Cautionary Statement Forward-Looking Statements
This press release may contain forward-looking statements, including information about management’s view of Vertex Energy’s future expectations, plans and prospects, within the safe harbor provisions under The Private Securities Litigation Reform Act of 1995 (the “Act”). In particular, when used in the preceding discussion, the words “believes,” “hopes,” “expects,” “intends,” “plans,” “anticipates,” or “may,” and similar conditional expressions are intended to identify forward-looking statements within the meaning of the Act, and are subject to the safe harbor created by the Act. Any statements made in this news release other than those of historical fact, about an action, event or development, are forward-looking statements. These statements involve known and unknown risks, uncertainties and other factors, which may cause the results of Vertex Energy, its divisions and concepts to be materially different than those expressed or implied in such statements. These risk factors and others are included from time to time in documents Vertex Energy files with the Securities and Exchange Commission, including but not limited to, its Form 10-Ks, Form 10-Qs and Form 8-Ks.
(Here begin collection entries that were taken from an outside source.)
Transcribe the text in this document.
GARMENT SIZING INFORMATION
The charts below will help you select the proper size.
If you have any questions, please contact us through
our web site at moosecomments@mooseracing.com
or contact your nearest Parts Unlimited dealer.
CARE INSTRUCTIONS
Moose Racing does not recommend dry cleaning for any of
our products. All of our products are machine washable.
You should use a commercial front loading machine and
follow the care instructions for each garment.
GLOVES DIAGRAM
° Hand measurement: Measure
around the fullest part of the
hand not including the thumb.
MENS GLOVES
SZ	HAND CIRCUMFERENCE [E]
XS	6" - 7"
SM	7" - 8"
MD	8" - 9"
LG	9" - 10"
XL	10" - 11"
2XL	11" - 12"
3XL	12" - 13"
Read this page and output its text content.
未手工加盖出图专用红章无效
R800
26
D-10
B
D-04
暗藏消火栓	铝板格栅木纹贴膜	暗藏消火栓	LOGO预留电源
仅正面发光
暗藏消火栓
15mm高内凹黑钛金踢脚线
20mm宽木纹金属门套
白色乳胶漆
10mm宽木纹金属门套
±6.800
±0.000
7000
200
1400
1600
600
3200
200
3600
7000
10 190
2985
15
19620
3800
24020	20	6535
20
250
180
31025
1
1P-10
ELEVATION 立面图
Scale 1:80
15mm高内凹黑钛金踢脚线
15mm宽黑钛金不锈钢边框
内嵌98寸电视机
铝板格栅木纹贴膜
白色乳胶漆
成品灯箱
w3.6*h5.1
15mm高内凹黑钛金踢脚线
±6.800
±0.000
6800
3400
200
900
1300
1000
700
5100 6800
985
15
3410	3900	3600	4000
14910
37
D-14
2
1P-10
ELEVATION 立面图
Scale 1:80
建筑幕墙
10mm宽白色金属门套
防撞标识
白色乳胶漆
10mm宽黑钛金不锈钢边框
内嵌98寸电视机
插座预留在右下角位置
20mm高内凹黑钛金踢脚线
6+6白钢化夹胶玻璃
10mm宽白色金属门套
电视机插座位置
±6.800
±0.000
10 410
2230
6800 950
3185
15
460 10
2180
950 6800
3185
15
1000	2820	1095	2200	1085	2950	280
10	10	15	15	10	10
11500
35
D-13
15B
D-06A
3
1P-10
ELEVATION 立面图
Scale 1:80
Other unknown or unpredictable factors also could have material adverse effects on Vertex Energy’s future results. The forward-looking statements included in this press release are made only as of the date hereof. Vertex Energy cannot guarantee future results, levels of activity, performance or achievements. Accordingly, you should not place undue reliance on these forward-looking statements. Finally, Vertex Energy undertakes no obligation to update these statements after the date of this release, except as required by law, and takes no obligation to update or correct information prepared by third parties that are not paid for by Vertex Energy.